Pointer aliasing and reading/writing from/to overlapping memory, is this safe?

castholm · March 10, 2024, 4:37pm

This question requires a bit of context.

As an exercise, I am trying to optimize std.process.argsAlloc down to a single allocation that is exactly as small as it needs to be on WASI.

On WASI, the way you get the args for the current process is by first calling args_sizes_get(&argc, &argv_buf_size) to get the number of arguments and the total size of all argument strings (null terminators included), then allocating the necessary buffers and finally calling args_get(argv, argv_buf) to write the args and the strings to the provided buffers.

In Zig we would prefer to return a slice of slices [][:0]u8 over a slice of many-pointers [][*:0]u8. Because slices are fat pointers consisting of both a pointer and a length, this means that we need to allocate a bit extra memory. We still want to only allocate precisely the amount of memory necessary.

My idea is to allocate a (properly aligned) chunk of memory that will be used like this:

s = slice
m = many-pointer
argc = 3

                                 1
 0 1 2 3 4 5 6 7 8 9 a b c d e f 0 1 2 3 4 5 6 7 8 9 a b c d e f ...
+---------------+---------------+--------------------------------
|s[0]           |s[1]           |s[2]           |
+---------------+-------+-------+-------+------------------------
|                       |m[0]   |m[1]   |m[2]   |
+-----------------------+-------+-------+------------------------
|                                               |<string data>
+----------------------------------------------------------------

args_get will write its argv values starting at offset 0xc. Once written, we iterate over both the slice view and the many-pointer view and turn the pointers into slices:

for (args_slice, args_many) |*dst, src| {
    dst.* = mem.span(src);
}

About halfway through, we will start overwriting the data of the many-pointer view, but because we have already processed those elements this isn’t a problem.

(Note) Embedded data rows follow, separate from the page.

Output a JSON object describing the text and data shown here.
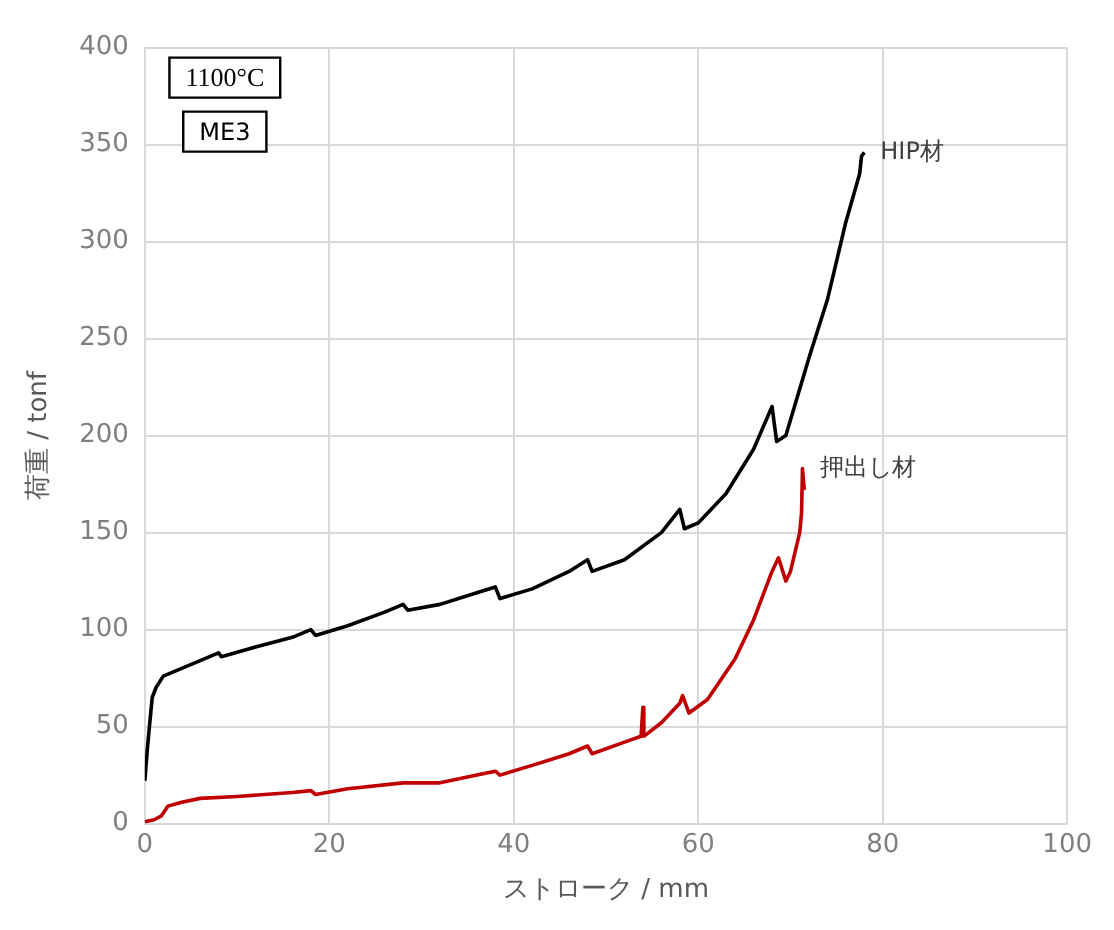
{
  "chart_data": {
    "type": "line",
    "xlabel": "ストローク / mm",
    "ylabel": "荷重 / tonf",
    "annotations": [
      "1100°C",
      "ME3"
    ],
    "xlim": [
      0,
      100
    ],
    "xticks": [
      0,
      20,
      40,
      60,
      80,
      100
    ],
    "ylim": [
      0,
      400
    ],
    "yticks": [
      0,
      50,
      100,
      150,
      200,
      250,
      300,
      350,
      400
    ],
    "grid": true,
    "legend": false,
    "marker": "none",
    "line_style": "solid",
    "series": [
      {
        "name": "HIP材",
        "color": "#000000",
        "x": [
          0,
          0.3,
          0.8,
          1.2,
          2,
          4,
          6,
          8,
          8.3,
          12,
          16,
          18,
          18.5,
          22,
          26,
          28,
          28.5,
          32,
          36,
          38,
          38.5,
          42,
          46,
          48,
          48.5,
          52,
          56,
          58,
          58.5,
          60,
          63,
          66,
          68,
          68.5,
          69.5,
          72,
          74,
          76,
          77.5,
          77.7,
          78
        ],
        "values": [
          22,
          40,
          65,
          70,
          76,
          80,
          84,
          88,
          86,
          91,
          96,
          100,
          97,
          102,
          109,
          113,
          110,
          113,
          119,
          122,
          116,
          121,
          130,
          136,
          130,
          136,
          150,
          162,
          152,
          155,
          170,
          193,
          215,
          197,
          200,
          240,
          270,
          310,
          335,
          344,
          346
        ]
      },
      {
        "name": "押出し材",
        "color": "#c00000",
        "x": [
          0,
          1,
          1.8,
          2.5,
          4,
          6,
          10,
          16,
          18,
          18.5,
          22,
          28,
          32,
          36,
          38,
          38.5,
          42,
          46,
          48,
          48.5,
          52,
          53.8,
          54,
          54.1,
          56,
          58,
          58.3,
          59,
          61,
          64,
          66,
          68,
          68.7,
          69.5,
          70,
          71,
          71.2,
          71.3,
          71.5
        ],
        "values": [
          1,
          2,
          4,
          9,
          11,
          13,
          14,
          16,
          17,
          15,
          18,
          21,
          21,
          25,
          27,
          25,
          30,
          36,
          40,
          36,
          42,
          45,
          60,
          45,
          52,
          62,
          66,
          57,
          64,
          85,
          105,
          130,
          137,
          125,
          130,
          150,
          160,
          183,
          172
        ]
      }
    ]
  }
}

My question is about the final iteration, however, where dst and src will point to overlapping regions of memory. Is this operation well-defined? Or is it undefined behavior that might result in corrupted values (perhaps depending on certain optimizations)?

I have tested the code and it produces the correct results both in debug and optimized, non-safety checked builds. I’d still like to know if this code like this is sound or if there are better alternative approaches.

Full code for context:

fn allocSliceWasi(allocator: Allocator) (Allocator.Error || os.UnexpectedError)![][:0]u8 {
    var args_len: usize = undefined;
    var buf_len: usize = undefined;
    switch (os.wasi.args_sizes_get(&args_len, &buf_len)) {
        .SUCCESS => {},
        else => |err| return os.unexpectedErrno(err),
    }
    if (args_len == 0) return &.{};
    const args_slice_bytes_len = @sizeOf([:0]u8) * args_len;
    const args_many_bytes_len = @sizeOf([*:0]u8) * args_len;
    const raw_len = args_slice_bytes_len + buf_len;

    const raw = try allocator.alignedAlloc(u8, @alignOf([:0]u8), raw_len);
    errdefer allocator.free(raw);

    const args_slice_bytes_start = 0;
    const args_slice = @as([*][:0]u8, @ptrCast(@alignCast(raw.ptr + args_slice_bytes_start)))[0..args_len];
    const args_many_bytes_start = args_slice_bytes_len - args_many_bytes_len;
    const args_many = @as([*][*:0]u8, @ptrCast(@alignCast(raw.ptr + args_many_bytes_start)))[0..args_len];
    const buf_start = args_slice_bytes_len;
    const buf = raw[buf_start..];
    switch (os.wasi.args_get(args_many.ptr, buf.ptr)) {
        .SUCCESS => {},
        else => |err| return os.unexpectedErrno(err),
    }
    for (args_slice, args_many) |*dst, src| {
        dst.* = mem.span(src);
    }
    return args_slice;
}

dimdin · March 10, 2024, 6:04pm

I don’t see any problem.

The source of the library function std.mem.copyForwards is:

pub fn copyForwards(comptime T: type, dest: []T, source: []const T) void {
    for (dest[0..source.len], source) |*d, s| {
        d.* = s;
    }
}

The only stated precondition is:

If the slices overlap, dest.ptr must be <= src.ptr.

You have the same way of copying with copyForwards and the precondition always holds (even for the last one, s[2].ptr < m[2].ptr).